Ma non è di questo che volevo parlare. Sono partito con l’obiettivo di rimanere a bordo del treno, poi la furia narrativa mi ha preso la mano. Facciamo quindi un passo indietro. Anzi, due: alla data di oggi togliamo una ventina d’anni. Sul manifesto uscì un articolo di Valentino Parlato in cui quel grande, raffinato signore si indignava perché un suo compagno di viaggio aveva tirato fuori un telefono portatile e si era lanciato in una lunga conversazione ad alta voce. Ma come, scriveva Valentino, il viaggio in treno è una preziosa occasione per rilassarsi, per stare da soli con se stessi, per leggere, perché dobbiamo essere vittime di questa maleducazione aggressiva, perché dobbiamo per forza partecipare alla conversazione privata di un estraneo? A quell’epoca facevano capolino i primi telefoni portatili e mi colpì quell’articolo.
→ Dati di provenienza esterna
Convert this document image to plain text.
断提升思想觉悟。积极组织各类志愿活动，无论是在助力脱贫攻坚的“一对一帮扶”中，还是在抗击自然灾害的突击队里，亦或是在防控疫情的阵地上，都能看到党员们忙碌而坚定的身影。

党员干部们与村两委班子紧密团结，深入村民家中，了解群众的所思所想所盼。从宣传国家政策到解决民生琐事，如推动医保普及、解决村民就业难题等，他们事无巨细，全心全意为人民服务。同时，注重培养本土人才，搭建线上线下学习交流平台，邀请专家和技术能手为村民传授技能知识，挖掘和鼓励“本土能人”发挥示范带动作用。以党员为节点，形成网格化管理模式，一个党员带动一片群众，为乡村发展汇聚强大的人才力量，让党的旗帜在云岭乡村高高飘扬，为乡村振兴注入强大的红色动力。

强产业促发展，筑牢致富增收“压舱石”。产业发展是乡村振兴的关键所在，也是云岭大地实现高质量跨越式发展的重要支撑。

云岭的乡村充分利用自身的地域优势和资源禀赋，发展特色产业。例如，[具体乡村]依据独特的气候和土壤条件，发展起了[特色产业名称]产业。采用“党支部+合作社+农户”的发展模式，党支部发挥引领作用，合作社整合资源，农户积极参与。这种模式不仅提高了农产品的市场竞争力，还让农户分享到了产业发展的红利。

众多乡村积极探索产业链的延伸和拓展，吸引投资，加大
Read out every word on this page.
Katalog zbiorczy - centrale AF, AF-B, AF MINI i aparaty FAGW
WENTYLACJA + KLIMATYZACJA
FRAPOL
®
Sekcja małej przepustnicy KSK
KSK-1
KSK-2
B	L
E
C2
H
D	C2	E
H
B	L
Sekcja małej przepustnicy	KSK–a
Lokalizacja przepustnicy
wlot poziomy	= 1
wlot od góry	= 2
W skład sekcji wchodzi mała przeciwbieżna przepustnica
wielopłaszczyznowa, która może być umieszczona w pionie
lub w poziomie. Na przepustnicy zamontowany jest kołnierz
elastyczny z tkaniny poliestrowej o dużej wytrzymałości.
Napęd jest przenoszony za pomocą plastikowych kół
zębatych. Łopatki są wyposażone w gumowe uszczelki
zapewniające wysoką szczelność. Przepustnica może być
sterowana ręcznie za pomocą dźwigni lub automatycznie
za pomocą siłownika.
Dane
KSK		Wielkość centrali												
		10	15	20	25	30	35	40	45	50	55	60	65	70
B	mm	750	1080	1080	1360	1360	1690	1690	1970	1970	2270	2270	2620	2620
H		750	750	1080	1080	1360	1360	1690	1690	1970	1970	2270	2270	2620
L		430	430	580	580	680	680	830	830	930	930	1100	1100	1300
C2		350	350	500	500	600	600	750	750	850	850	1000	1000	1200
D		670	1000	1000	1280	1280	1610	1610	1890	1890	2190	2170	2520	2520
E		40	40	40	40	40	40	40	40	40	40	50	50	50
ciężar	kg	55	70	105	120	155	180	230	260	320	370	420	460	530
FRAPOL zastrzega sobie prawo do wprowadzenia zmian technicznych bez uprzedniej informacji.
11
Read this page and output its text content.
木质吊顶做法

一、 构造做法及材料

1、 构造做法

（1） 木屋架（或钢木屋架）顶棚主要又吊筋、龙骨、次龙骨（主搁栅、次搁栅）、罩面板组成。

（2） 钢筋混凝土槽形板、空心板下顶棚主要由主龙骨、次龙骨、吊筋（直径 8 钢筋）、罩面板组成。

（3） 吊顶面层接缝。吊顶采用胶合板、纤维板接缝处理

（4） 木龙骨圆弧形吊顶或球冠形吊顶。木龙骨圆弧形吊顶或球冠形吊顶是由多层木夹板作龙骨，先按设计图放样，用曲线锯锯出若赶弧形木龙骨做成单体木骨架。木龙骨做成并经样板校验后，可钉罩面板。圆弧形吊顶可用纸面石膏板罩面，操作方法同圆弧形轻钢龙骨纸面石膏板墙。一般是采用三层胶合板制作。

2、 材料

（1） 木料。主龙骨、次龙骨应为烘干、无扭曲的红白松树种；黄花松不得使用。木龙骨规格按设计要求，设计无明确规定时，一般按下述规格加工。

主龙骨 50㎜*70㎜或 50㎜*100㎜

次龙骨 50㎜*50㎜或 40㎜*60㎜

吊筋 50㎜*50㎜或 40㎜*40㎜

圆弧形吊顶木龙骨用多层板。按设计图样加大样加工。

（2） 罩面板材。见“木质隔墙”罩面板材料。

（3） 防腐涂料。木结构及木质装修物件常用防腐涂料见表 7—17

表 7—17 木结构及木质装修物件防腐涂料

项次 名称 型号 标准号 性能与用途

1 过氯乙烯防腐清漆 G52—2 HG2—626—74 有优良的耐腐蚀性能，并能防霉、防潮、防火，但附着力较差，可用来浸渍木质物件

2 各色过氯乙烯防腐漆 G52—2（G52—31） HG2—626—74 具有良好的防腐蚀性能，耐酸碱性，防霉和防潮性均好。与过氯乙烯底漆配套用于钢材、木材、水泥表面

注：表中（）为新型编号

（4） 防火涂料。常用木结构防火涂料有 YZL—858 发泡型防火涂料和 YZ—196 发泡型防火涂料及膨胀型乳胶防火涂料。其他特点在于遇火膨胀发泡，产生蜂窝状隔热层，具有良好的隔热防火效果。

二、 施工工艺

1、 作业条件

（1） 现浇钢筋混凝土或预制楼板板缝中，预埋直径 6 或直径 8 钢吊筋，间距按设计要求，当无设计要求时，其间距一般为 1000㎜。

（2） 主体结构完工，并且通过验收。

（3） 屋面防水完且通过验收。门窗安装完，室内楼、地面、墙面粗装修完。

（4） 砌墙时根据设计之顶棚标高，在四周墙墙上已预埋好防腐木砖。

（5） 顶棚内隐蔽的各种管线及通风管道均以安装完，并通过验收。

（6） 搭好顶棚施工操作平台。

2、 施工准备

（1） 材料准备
Chissà se Valentino Parlato ha continuato a viaggiare in treno, immagino di sì; avrà dunque constatato che i telefonini hanno rotto tutti gli argini, sono dilagati tra noi e in treno, in autobus, è tutto un trillare e un rispondere "sono in treno, in autobus, arrivo tra mezz’ora". Un giorno ero in autobus e leggevo tranquillo un romanzetto giallo. Una ragazza continuava a parlare al telefonino a non più di venti centimetri dal mio orecchio. Saranno passati venti minuti (ma quanto spendono? È incredibile), alla fine, stremato, le ho detto "senta, signorina, o si allontana dal mio orecchio o le cedo il posto". Lei mi ha guardato con occhi barrati, è ammutolita, si è girata di spalle e ha ripreso, balbettando, la conversazione. Quando sono sceso stava ancora parlando.
In treno, durante il mio viaggio a Milano, saranno squillati cinquanta telefonini. La ragazza che sedeva accanto a me, una milanese simpatica, con la quale ho intavolato una interessante conversazione sulla sua città, aveva un cellulare che non solo suonava, gridava. Dopo un trillo mozzafiato veniva fuori una voce cavernosa che diceva: "attenzione!" e una parola incomprensibile che sembrava "pollo", o "collo". Ogni volta trasalivo.
Il bello è che ha squillato anche il mio, due volte, E anch’io ho parlato dei fatti miei, come tutti. E’ questo il segno dei tempi. Il mondo si imbarbarisce, e noi siamo cittadini di questo mondo. Siamo tutti coinvolti in questo processo. Poi c’è chi ne è cosciente, chi no e ad alcuni non importa un accidente. E si va avanti.